Copies of the prospectus related to the initial offering by LMAC
may be obtained for free by visiting Edgar on the website of the
Securities and Exchange Commission (“SEC”) at www.sec.gov or from
Citigroup Global Markets Inc., c/o Broadridge Financial Solutions,
1155 Long Island Avenue, Edgewood, NY 11717, by telephone at (800)
831-9146, Morgan Stanley & Co. LLC, Attn: Prospectus
Department, 180 Varick Street, Second Floor, New York, NY 10014,
Credit Suisse Securities (USA) LLC, Attn: Prospectus Department,
6933 Louis Stephens Drive, Morrisville, North Carolina 27560,
Telephone: 1-800-221-1037, Email: usa.prospectus@credit-suisse.com
or Goldman, Sachs & Co. LLC, 200 West Street, New York, New
York 10282, Attention: Prospectus Department, by calling (866)
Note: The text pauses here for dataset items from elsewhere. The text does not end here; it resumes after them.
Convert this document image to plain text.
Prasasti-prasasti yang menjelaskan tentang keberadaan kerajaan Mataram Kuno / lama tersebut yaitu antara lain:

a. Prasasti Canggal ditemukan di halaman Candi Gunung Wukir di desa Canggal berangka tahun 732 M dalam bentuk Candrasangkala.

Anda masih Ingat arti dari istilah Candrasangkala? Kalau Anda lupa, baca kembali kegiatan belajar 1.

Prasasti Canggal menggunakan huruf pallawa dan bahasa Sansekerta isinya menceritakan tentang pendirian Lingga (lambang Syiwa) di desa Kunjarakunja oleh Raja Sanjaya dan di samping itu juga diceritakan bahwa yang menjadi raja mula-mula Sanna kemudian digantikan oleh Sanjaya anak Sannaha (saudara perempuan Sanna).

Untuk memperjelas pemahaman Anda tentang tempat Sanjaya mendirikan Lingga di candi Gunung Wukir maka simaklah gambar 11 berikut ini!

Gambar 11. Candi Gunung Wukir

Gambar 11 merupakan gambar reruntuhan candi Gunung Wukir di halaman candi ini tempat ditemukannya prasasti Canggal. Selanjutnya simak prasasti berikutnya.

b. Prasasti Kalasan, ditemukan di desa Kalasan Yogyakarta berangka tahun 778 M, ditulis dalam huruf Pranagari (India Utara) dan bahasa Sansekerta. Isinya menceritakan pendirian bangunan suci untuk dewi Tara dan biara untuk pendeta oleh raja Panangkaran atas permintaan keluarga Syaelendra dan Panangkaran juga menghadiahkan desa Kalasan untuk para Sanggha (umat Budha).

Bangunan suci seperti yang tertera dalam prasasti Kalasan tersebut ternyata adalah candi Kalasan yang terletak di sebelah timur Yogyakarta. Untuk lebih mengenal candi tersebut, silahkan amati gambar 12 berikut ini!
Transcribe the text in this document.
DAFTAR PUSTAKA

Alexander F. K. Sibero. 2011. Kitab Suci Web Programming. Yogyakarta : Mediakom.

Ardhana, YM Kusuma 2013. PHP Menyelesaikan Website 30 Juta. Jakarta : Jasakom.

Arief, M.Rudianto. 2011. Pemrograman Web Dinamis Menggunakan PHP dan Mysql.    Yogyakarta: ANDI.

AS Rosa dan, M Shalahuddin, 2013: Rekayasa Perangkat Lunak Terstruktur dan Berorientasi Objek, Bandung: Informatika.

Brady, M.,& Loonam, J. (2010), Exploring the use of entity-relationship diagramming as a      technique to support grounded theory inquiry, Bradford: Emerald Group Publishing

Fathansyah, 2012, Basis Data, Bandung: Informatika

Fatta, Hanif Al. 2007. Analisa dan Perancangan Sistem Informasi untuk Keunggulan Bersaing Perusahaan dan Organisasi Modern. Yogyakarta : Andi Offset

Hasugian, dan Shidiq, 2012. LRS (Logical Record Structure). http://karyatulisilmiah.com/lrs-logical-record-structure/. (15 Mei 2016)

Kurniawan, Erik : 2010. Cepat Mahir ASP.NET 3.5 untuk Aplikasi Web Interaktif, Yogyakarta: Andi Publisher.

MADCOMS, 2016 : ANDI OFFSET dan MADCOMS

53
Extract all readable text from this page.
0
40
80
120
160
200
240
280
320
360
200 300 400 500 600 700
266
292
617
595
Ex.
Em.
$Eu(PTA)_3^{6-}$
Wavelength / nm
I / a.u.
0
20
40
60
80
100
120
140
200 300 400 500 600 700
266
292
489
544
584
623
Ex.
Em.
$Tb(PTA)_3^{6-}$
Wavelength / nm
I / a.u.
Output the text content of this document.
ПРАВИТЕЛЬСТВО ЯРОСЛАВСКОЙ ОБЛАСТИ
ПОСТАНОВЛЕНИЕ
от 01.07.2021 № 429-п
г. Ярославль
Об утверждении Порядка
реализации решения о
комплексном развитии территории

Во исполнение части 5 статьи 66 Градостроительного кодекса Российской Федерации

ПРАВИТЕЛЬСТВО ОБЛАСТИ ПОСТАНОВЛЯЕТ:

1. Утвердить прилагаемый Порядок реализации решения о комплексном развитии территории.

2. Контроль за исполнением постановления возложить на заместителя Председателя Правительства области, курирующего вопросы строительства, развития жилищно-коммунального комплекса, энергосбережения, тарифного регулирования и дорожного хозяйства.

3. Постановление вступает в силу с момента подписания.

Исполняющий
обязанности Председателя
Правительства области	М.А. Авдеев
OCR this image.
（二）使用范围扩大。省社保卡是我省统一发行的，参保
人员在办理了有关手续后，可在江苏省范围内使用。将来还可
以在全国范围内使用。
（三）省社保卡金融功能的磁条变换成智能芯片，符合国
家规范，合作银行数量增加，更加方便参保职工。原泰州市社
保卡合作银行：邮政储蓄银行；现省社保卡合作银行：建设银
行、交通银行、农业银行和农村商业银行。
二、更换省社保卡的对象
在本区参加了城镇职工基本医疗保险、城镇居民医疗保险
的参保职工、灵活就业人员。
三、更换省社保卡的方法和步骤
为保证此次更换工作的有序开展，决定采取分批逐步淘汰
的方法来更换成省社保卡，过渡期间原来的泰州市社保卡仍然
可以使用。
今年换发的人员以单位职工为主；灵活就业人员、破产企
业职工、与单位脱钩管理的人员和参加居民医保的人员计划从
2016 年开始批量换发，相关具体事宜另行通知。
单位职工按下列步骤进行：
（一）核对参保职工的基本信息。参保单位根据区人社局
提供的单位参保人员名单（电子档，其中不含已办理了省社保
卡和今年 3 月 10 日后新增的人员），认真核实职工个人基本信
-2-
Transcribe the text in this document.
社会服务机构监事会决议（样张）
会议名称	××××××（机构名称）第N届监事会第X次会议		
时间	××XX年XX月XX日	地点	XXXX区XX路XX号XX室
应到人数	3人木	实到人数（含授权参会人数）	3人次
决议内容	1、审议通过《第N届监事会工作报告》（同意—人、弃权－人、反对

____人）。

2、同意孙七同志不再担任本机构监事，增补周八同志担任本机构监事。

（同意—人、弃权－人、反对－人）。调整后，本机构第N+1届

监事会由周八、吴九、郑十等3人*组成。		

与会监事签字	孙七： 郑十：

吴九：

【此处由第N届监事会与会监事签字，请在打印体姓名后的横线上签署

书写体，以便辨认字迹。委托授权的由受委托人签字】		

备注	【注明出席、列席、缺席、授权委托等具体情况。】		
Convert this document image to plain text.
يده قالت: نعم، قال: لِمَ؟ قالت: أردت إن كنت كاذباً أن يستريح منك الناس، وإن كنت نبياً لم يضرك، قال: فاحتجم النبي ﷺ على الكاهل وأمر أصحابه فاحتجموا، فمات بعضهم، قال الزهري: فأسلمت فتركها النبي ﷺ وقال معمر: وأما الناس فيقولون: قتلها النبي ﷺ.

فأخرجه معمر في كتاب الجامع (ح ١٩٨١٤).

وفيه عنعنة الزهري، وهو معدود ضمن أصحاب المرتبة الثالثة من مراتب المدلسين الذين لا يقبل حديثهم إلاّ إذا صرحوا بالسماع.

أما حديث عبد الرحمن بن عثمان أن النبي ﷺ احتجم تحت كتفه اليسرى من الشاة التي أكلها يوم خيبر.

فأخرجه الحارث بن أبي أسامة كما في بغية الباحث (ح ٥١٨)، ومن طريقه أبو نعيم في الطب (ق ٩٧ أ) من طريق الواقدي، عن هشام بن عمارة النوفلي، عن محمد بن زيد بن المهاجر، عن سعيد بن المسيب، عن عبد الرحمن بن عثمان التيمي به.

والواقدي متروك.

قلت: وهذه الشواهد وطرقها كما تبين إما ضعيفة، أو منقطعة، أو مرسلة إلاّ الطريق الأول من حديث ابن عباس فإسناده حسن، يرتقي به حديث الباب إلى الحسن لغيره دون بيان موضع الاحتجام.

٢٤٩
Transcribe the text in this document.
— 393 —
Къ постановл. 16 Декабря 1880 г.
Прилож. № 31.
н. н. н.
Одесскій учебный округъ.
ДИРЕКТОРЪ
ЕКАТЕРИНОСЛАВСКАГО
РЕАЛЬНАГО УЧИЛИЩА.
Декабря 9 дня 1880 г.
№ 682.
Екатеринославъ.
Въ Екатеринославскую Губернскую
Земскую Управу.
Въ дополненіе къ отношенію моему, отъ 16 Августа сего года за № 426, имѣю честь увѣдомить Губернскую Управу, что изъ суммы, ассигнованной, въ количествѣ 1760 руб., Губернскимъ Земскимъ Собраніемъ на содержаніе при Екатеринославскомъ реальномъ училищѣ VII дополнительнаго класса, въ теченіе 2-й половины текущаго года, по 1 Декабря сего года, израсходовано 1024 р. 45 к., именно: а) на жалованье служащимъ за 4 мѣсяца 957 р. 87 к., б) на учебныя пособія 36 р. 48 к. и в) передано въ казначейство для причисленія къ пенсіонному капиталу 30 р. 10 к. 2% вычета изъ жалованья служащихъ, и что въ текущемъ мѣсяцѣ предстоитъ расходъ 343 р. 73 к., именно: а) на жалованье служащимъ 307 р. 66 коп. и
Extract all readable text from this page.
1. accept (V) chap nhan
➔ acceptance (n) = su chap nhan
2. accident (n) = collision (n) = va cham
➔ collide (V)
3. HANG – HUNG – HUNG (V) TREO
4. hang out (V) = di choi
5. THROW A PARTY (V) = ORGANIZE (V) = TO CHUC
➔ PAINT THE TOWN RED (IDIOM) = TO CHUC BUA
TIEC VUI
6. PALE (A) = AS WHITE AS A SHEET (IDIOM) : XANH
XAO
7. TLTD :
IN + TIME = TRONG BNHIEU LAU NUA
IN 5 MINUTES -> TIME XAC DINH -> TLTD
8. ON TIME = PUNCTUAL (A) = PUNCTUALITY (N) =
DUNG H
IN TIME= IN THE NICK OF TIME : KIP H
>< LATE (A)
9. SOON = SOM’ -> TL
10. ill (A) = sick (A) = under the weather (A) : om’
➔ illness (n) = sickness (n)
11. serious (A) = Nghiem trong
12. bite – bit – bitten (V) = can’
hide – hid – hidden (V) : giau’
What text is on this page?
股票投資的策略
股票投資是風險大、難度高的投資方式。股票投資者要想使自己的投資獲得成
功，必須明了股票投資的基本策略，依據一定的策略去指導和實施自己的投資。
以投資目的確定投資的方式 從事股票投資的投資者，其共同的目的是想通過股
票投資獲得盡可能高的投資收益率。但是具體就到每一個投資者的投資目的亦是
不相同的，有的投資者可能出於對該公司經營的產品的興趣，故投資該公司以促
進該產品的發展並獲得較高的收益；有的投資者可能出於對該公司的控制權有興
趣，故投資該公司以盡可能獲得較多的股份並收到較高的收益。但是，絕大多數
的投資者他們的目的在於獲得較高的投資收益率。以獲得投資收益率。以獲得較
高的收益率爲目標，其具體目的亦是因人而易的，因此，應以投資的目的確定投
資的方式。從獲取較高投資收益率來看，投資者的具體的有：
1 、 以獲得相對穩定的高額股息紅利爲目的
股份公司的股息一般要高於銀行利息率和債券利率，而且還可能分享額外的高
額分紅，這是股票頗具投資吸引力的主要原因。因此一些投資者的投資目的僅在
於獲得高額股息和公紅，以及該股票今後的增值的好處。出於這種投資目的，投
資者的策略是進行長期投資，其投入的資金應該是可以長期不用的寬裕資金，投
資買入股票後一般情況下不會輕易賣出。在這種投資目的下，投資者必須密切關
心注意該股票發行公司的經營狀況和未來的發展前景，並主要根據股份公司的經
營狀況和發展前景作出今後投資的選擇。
471-2526 or by emailing prospectus-ny@ny.email.gs.com.
A registration statement on Form S-1 relating to the securities
of LMAC has been filed with, and declared effective by, the SEC.
This press release shall not constitute an offer to sell or the
solicitation of an offer to buy, nor shall there be any sale of
these securities in any state or jurisdiction in which such offer,
solicitation, or sale would be unlawful prior to registration or
qualification under the securities laws of any such state or
jurisdiction.
Forward-Looking Statements
This press release includes certain forward-looking statements
within the meaning of the Private Securities Litigation Reform Act
of 1995, including statements relating to the use of proceeds from
LMAC's initial public offering and the listing on Nasdaq of the
shares and warrants underlying the units. These forward-looking
statements involve many risks and uncertainties that could cause
actual results to differ materially from those expressed or implied
by such statements, including, without limitation, general market
conditions. These forward-looking statements speak only as of the
date of this press release, and LMAC expressly disclaims any
obligation or undertaking to disseminate any updates or revisions
to any forward-looking statement contained herein to reflect any
change in the expectations of LMAC with regard thereto or any
change in events, conditions or circumstances on which any such
statement is based. Forward-looking statements are subject to
numerous conditions, many of which are beyond the control of LMAC,
including those set forth in the Risk Factors section of the
prospectus related to LMAC’s initial public offering.
About Liberty Media Acquisition
Corporation
Liberty Media Acquisition Corporation (“LMAC”) is a newly
incorporated blank check company formed for the purpose of
effecting a merger, capital stock exchange, asset acquisition,
stock purchase, reorganization or similar business combination with
one or more businesses. LMAC intends to search for a target in the
media, digital media, music, entertainment, communications,
telecommunications and technology industries. The sponsor of LMAC,
a wholly-owned subsidiary of Liberty Media Corporation, holds a 20%
interest in LMAC that is attributed to the Formula One Group
tracking stock (Nasdaq: FWONA, FWONK).